For my graduate research seminar, I recently had the pleasure of reading two books outside the field of American history. You may wonder at the insanity of assigning these new (to me) books. In this case, the reason is that each student comes from a different field, and I try to assign something for everyone. For these books, it was an especially worthwhile endeavor. Though focused on extremely different periods and different places (16th-17th century Venice and 20th India), both books discuss empire, citizenship, and the way religion helped define these geographic and political boundaries. The authors raise interesting questions for American religious historians about the social and imperial context of conversion, missionary politics, and the complicated, uncontrollable impact of certain books.
E. Natalie Rothman’s prize-winning Brokering Empire: Trans-Imperial Subjects between Venice and Istanbul looks at different “trans-imperial subjects,” including commercial brokers, converts, and translators, to show their agency in shaping the political, religious, and linguistic boundaries of the Venetian empire. I found Rothman’s discussion of converts (Muslims, Protestants, and Jews) to Catholicism especially compelling. She deemphasizes conversion as an individual experience, instead focusing on the importance of institutions, employers, patrons, and social networks. Rothman argues that “conversion should be studied as a set of historically shifting social practices rather than as individual spiritual choices.” In her chapter on the House of Catechumens, which educated converts for baptism, she writes,
I underscore how religious conversion formed a web of social practices that were deeply imbedded in processes of subject-making and imperial consolidation. The house of Catechumens was instrumental not only in mediating the ongoing relationship among converts, their patrons, and the early modern Venetian state but, more broadly, in articulating categories of religious and juridicial difference. As such, it is best understood as a trans-imperial, rather than a strictly local, Venetian institution.
For many converts, conversion offered a path to better employment, education, marriages, and, potentially, citizenship. Rothman also examines individual conversion narratives, usually composed by a priest, for the ways Venetians perceived these religious others. While Jewish and Protestant narratives emphasized the individual choice to convert, the Muslim conversion narratives emphasized changing circumstances (geographic, military, or familial), reflecting the sense of Venetians that Islam was a slavish religion. I appreciate the way Rothman embeds these conversions in their multiple social contexts, and American religious historians show signs of moving in the same direction. As John Lardas Modern argues, historians, with some notable exceptions, have focused on individual choice rather than the circumscribed religious and secular discourses that shaped the choices of antebellum Americans.
Mrinalini Sinha’s Specters ofMother India: The Global Restructuring of an Empire discusses the unexpected consequences of the 1927 publication of Mother India, a social and religious exposé by conservative American journalist Katherine Mayo (the photo is from the book). Arguing for the continuation of British colonial rule, Mayo’s book focused on the oppressed and over-sexed Hindu woman to show that Indians were not capable of self-government. The response to the book—in India, Britain, and the U.S.—shocked its supporters in the Rockefeller Foundation and the British government.
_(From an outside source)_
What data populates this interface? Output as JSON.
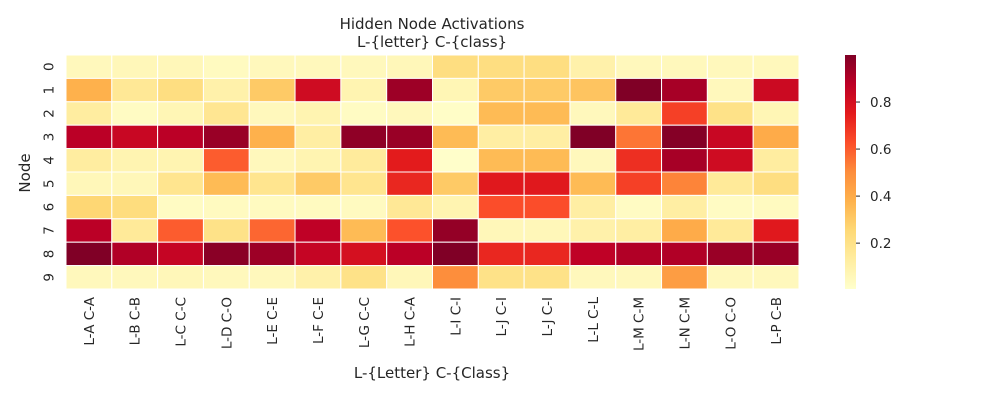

Indian nationalists, and their allies in the U.S. (including the NAACP, liberal journalists, and supporters of Irish independence), argued that the British Empire had failed to improve the status of Indian women. In Britain and the U.S., missionaries, who Mayo hoped would be her most vocal advocates, backed away from her central message.
As Sinha writes, a number of leading missionary organizations issued statements criticizing the book. One protest from seven American missionaries read:
[We wish] to pay our tribute of love and respect to the people of India from whom we, of the west, may learn many valuable lessons. We wish to express our sense of humiliation that an American should write with such unfairness and apparent prejudice in presenting India.Sinha effectively expands the geography of empire to show the shifting political ground on which imperialists, nationalists, and missionaries operated. If we place important books in American religious history, such as the Woman’s Bible (I'm sure readers will come up with other good examples), in a trans-imperial context, what would we learn about their impact at home and abroad?
A side observation: Mayo is a fascinating figure. According to Sinha, she started her career as a researcher for Oswald Garrison Villard’s book on John Brown. Before publishing Mother India, she wrote books defending the fiscal reputation of the YMCA, promoting imperialism in the Philippines, and celebrating the efforts of the state police to control immigrants, African Americans, and labor. In addition to her lifelong partner M. Moyca Newell, Mayo’s biggest supporters were the Daughters of the American Revolution and other conservative women’s groups (Kirsten Marie Delegard’s new book on the development of female political conservatism after suffrage is on my “to read” list). Mayo was an Episcopalian, and I finished Sinha’s book wanting to know more about the involvement of Mayo and other conservative women in the religious and racial politics of the American empire.